Libya's most senior diplomat in the US, Ali Aujali, has criticised Col Gaddafi's regime in a BBC interview

"People have organised themselves to get order back to the city. They have formed committees to run the city," said eyewitness Ahmad Bin Tahir.

Reports that military aircraft had fired on protesters in Tripoli on Monday have been backed up by Libyan diplomats who have turned against the leadership.

But Col Gaddafi's son Saif al-Islam said the aircraft had been used only to bomb army bases which had defected to the opposition.

The BBC's Jon Leyne, in western Egypt, says the regime now seems to be fighting on multiple fronts, trying to put down the protests and fighting a bitter battle against a growing number of army units that have risen up against the Libyan leader.

Reuters reported that the Libyan side of the Egyptian border was now being controlled by opponents of Col Gaddafi armed with clubs and machine guns who were welcoming people across the border.

Mid-East unrest: Libya

  • Col Muammar Gaddafi has led since 1969
  • Population 6.5m; land area 1.77m sq km, much of it desert
  • Population with median age of 24.2, and a literacy rate of 88%
  • Gross national income per head: $12,020 (World Bank 2009)
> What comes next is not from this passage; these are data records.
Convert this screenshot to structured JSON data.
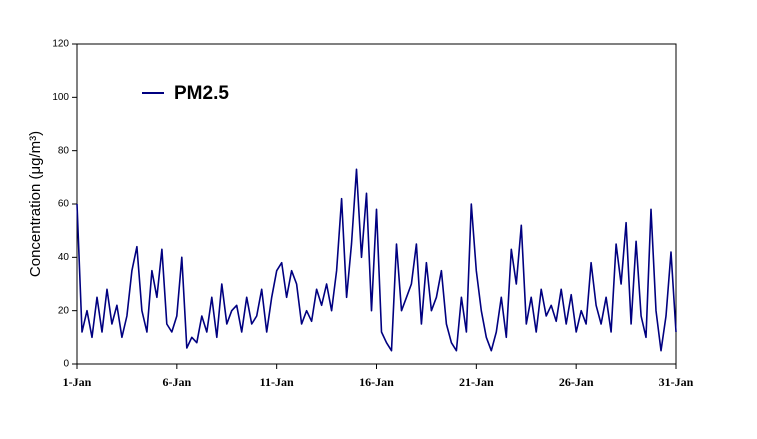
{
  "chart_data": {
    "type": "line",
    "y_label": "Concentration (μg/m³)",
    "x": [
      1,
      1.25,
      1.5,
      1.75,
      2,
      2.25,
      2.5,
      2.75,
      3,
      3.25,
      3.5,
      3.75,
      4,
      4.25,
      4.5,
      4.75,
      5,
      5.25,
      5.5,
      5.75,
      6,
      6.25,
      6.5,
      6.75,
      7,
      7.25,
      7.5,
      7.75,
      8,
      8.25,
      8.5,
      8.75,
      9,
      9.25,
      9.5,
      9.75,
      10,
      10.25,
      10.5,
      10.75,
      11,
      11.25,
      11.5,
      11.75,
      12,
      12.25,
      12.5,
      12.75,
      13,
      13.25,
      13.5,
      13.75,
      14,
      14.25,
      14.5,
      14.75,
      15,
      15.25,
      15.5,
      15.75,
      16,
      16.25,
      16.5,
      16.75,
      17,
      17.25,
      17.5,
      17.75,
      18,
      18.25,
      18.5,
      18.75,
      19,
      19.25,
      19.5,
      19.75,
      20,
      20.25,
      20.5,
      20.75,
      21,
      21.25,
      21.5,
      21.75,
      22,
      22.25,
      22.5,
      22.75,
      23,
      23.25,
      23.5,
      23.75,
      24,
      24.25,
      24.5,
      24.75,
      25,
      25.25,
      25.5,
      25.75,
      26,
      26.25,
      26.5,
      26.75,
      27,
      27.25,
      27.5,
      27.75,
      28,
      28.25,
      28.5,
      28.75,
      29,
      29.25,
      29.5,
      29.75,
      30,
      30.25,
      30.5,
      30.75,
      31
    ],
    "series": [
      {
        "name": "PM2.5",
        "color": "#000080",
        "values": [
          60,
          12,
          20,
          10,
          25,
          12,
          28,
          15,
          22,
          10,
          18,
          35,
          44,
          20,
          12,
          35,
          25,
          43,
          15,
          12,
          18,
          40,
          6,
          10,
          8,
          18,
          12,
          25,
          10,
          30,
          15,
          20,
          22,
          12,
          25,
          15,
          18,
          28,
          12,
          25,
          35,
          38,
          25,
          35,
          30,
          15,
          20,
          16,
          28,
          22,
          30,
          20,
          35,
          62,
          25,
          45,
          73,
          40,
          64,
          20,
          58,
          12,
          8,
          5,
          45,
          20,
          25,
          30,
          45,
          15,
          38,
          20,
          25,
          35,
          15,
          8,
          5,
          25,
          12,
          60,
          35,
          20,
          10,
          5,
          12,
          25,
          10,
          43,
          30,
          52,
          15,
          25,
          12,
          28,
          18,
          22,
          16,
          28,
          15,
          26,
          12,
          20,
          15,
          38,
          22,
          15,
          25,
          12,
          45,
          30,
          53,
          15,
          46,
          18,
          10,
          58,
          20,
          5,
          18,
          42,
          12
        ]
      }
    ],
    "xlim": [
      1,
      31
    ],
    "xticks": [
      {
        "value": 1,
        "label": "1-Jan"
      },
      {
        "value": 6,
        "label": "6-Jan"
      },
      {
        "value": 11,
        "label": "11-Jan"
      },
      {
        "value": 16,
        "label": "16-Jan"
      },
      {
        "value": 21,
        "label": "21-Jan"
      },
      {
        "value": 26,
        "label": "26-Jan"
      },
      {
        "value": 31,
        "label": "31-Jan"
      }
    ],
    "ylim": [
      0,
      120
    ],
    "yticks": [
      0,
      20,
      40,
      60,
      80,
      100,
      120
    ],
    "legend": "top-left"
  }
}
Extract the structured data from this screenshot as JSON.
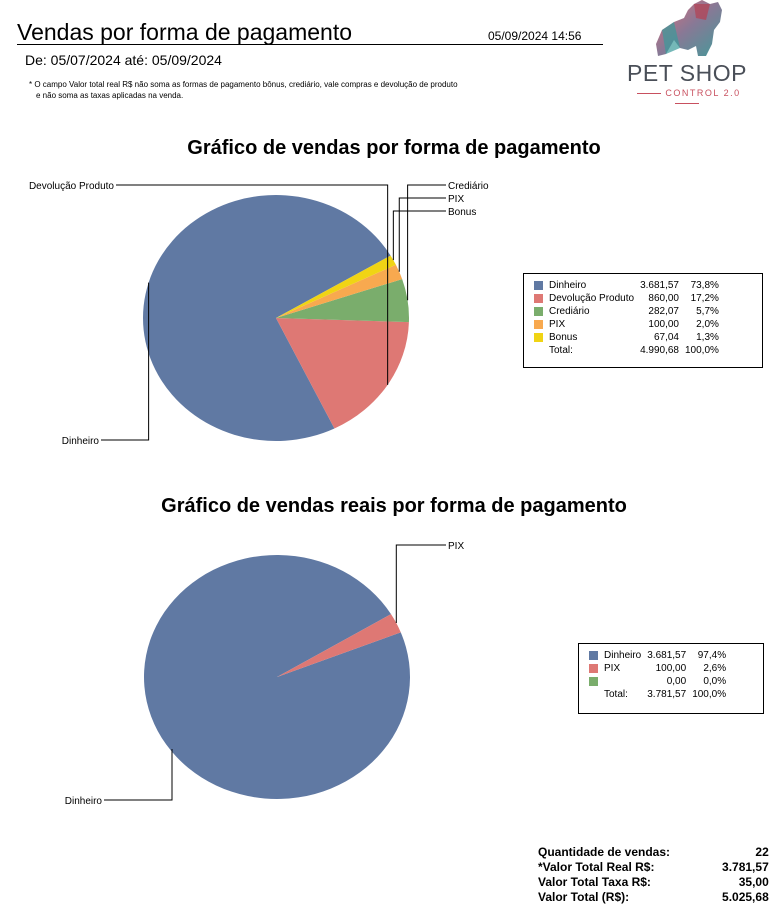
{
  "header": {
    "title": "Vendas por forma de pagamento",
    "datetime": "05/09/2024 14:56",
    "date_range": "De: 05/07/2024 até: 05/09/2024",
    "note_line1": "* O campo  Valor total real R$ não soma as formas de pagamento bônus, crediário, vale compras e devolução de produto",
    "note_line2": "e não soma as taxas aplicadas na venda."
  },
  "logo": {
    "name": "PET SHOP",
    "sub": "CONTROL 2.0",
    "icon": "dog-head-icon"
  },
  "chart_data": [
    {
      "type": "pie",
      "title": "Gráfico de vendas por forma de pagamento",
      "slices": [
        {
          "label": "Dinheiro",
          "value": 3681.57,
          "value_text": "3.681,57",
          "percent": "73,8%",
          "color": "#6079a3"
        },
        {
          "label": "Devolução Produto",
          "value": 860.0,
          "value_text": "860,00",
          "percent": "17,2%",
          "color": "#de7874"
        },
        {
          "label": "Crediário",
          "value": 282.07,
          "value_text": "282,07",
          "percent": "5,7%",
          "color": "#7aad6c"
        },
        {
          "label": "PIX",
          "value": 100.0,
          "value_text": "100,00",
          "percent": "2,0%",
          "color": "#f8a94f"
        },
        {
          "label": "Bonus",
          "value": 67.04,
          "value_text": "67,04",
          "percent": "1,3%",
          "color": "#f0d414"
        }
      ],
      "total_label": "Total:",
      "total_value": "4.990,68",
      "total_percent": "100,0%",
      "legend_position": "right"
    },
    {
      "type": "pie",
      "title": "Gráfico de vendas reais por forma de pagamento",
      "slices": [
        {
          "label": "Dinheiro",
          "value": 3681.57,
          "value_text": "3.681,57",
          "percent": "97,4%",
          "color": "#6079a3"
        },
        {
          "label": "PIX",
          "value": 100.0,
          "value_text": "100,00",
          "percent": "2,6%",
          "color": "#de7874"
        },
        {
          "label": "",
          "value": 0,
          "value_text": "0,00",
          "percent": "0,0%",
          "color": "#7aad6c"
        }
      ],
      "total_label": "Total:",
      "total_value": "3.781,57",
      "total_percent": "100,0%",
      "legend_position": "right"
    }
  ],
  "summary": {
    "qty_label": "Quantidade de vendas:",
    "qty_value": "22",
    "real_label": "*Valor Total Real R$:",
    "real_value": "3.781,57",
    "tax_label": "Valor Total Taxa R$:",
    "tax_value": "35,00",
    "total_label": "Valor Total (R$):",
    "total_value": "5.025,68"
  }
}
A growing number of Libyan diplomats around the world have joined many western nations in condemning Col Gaddafi.

Ali Aujali, Libya's ambassador to the US, said the Libyan regime was "shaking".

The time had come to "get rid of it", he told Good Morning America, and urged the US to "raise their voice very strongly".

"Please, please, help the Libyan people. Help them. They are burning. We need the world to stand up by us."

Meanwhile, Libyan state TV denied there had been any massacres, dismissing the reports as "baseless lies" by foreign media.

Foreign journalists work under tight restriction in Libya, and much of the information coming from the country is impossible to verify.

Human Rights Watch said at least 62 bodies had been taken to hospital morques since Sunday, in addition to the 233 people it said had been killed outside the capital previously. Other groups said that figure was much higher.

The violence has helped to push up oil prices to their highest levels since the global financial crisis of 2008.